Optimizing Agent Workflows for Modern LLMs
Writing effective agent skills requires deep knowledge of prompt engineering. With the release of advanced reasoning models like Claude 3.5 Sonnet, ChatGPT o1, and DeepSeek-V3, prompt templates must focus on structured thinking. Developers are encouraged to use XML tags (e.g., <thought>, <context>, and <rules>) to isolate execution boundaries. Standardized prompts prevent agents from suffering from context drift, ensuring that long-running tasks remain aligned with the initial system parameters.
Exploring by SOC Occupations and Creator Profiles
What makes SkillMD unique is its taxonomy. Instead of simple text search, we parse and organize files according to the Standard Occupational Classification (SOC) system. This means you can discover skills written for Computer and Mathematical roles, Business and Financial operations, Legal, Design, and and Educational Instruction fields. By tracking creator profiles, developers can study how different teams organize their custom instructions, compare version updates, and fork public configs for specialized enterprise use cases.
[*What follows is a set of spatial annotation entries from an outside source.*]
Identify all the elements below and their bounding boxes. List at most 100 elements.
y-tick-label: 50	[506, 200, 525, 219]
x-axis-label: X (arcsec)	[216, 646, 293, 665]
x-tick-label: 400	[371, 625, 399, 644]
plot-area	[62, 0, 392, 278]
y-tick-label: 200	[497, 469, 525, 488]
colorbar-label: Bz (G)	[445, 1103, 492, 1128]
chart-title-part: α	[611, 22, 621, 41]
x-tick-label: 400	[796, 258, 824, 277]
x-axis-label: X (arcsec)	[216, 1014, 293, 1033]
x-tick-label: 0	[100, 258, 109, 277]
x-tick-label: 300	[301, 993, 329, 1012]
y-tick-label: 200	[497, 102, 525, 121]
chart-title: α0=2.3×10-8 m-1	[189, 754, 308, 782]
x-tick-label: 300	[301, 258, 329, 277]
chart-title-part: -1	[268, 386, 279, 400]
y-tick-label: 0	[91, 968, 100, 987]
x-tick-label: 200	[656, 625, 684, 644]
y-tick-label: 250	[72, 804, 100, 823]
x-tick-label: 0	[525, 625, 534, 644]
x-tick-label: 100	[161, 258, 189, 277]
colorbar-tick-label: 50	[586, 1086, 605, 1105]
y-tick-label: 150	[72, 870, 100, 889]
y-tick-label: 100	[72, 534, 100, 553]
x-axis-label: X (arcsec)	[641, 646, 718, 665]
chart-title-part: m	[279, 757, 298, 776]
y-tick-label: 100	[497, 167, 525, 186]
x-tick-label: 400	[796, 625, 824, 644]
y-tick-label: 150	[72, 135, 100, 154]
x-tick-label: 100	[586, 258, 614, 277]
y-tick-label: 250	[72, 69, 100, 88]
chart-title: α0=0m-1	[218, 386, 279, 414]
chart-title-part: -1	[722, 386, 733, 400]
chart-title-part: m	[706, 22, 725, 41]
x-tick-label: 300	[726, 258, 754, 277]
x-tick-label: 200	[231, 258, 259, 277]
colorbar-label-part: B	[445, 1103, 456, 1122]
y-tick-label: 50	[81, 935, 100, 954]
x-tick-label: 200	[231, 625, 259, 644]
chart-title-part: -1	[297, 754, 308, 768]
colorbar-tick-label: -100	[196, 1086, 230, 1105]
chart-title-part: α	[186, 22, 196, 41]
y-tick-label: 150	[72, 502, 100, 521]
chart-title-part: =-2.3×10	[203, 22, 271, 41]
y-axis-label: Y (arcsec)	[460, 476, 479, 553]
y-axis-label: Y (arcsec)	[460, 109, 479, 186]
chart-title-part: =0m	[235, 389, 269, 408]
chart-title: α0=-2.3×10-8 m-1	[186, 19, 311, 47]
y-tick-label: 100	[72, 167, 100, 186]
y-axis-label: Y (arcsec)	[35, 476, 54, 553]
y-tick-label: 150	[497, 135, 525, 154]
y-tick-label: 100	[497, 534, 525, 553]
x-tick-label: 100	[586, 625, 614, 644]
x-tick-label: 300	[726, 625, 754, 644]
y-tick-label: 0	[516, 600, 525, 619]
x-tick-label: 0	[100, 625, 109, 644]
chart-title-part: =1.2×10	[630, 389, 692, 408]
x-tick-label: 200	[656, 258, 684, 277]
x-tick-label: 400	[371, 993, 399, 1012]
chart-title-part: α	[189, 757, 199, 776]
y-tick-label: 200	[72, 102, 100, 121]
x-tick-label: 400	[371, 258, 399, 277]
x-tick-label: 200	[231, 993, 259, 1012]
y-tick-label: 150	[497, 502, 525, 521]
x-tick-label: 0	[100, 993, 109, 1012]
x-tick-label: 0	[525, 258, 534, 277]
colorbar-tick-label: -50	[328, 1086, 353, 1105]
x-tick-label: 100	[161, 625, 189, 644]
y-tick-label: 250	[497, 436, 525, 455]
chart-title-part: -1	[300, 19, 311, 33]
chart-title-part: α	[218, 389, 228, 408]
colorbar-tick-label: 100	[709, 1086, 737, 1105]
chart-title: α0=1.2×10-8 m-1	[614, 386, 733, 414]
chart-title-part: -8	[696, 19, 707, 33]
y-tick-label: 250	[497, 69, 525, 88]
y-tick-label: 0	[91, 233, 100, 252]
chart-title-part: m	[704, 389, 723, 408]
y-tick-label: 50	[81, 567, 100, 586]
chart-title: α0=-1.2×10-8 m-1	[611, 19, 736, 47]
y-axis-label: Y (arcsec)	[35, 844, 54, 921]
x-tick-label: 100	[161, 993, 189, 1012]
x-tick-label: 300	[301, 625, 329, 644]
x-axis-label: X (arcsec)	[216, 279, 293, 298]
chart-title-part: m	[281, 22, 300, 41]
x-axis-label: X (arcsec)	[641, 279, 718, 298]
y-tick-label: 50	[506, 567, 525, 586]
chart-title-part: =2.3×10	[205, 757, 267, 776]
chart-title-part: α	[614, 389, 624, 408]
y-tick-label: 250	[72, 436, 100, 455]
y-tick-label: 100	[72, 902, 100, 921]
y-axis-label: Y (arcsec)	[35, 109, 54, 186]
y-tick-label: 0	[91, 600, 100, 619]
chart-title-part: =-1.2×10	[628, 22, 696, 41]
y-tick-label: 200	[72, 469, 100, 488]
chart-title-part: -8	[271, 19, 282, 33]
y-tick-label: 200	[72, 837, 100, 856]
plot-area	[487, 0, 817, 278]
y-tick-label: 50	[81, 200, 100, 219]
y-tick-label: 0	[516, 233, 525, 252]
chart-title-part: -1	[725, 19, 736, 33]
SkillMD operates as a high-performance index running on a fast Go backend and a highly responsive Astro SSR frontend. All search queries execute in milliseconds, featuring smart debouncing to prevent multiple API requests while keeping user data secure. Join our community of developers to standardize your AI agent instructions and optimize your LLM prompting workflows today.
Frequently Asked Questions
A practical guide to agent skills: what they are, how to inspect them, and how SkillMD helps you explore the ecosystem.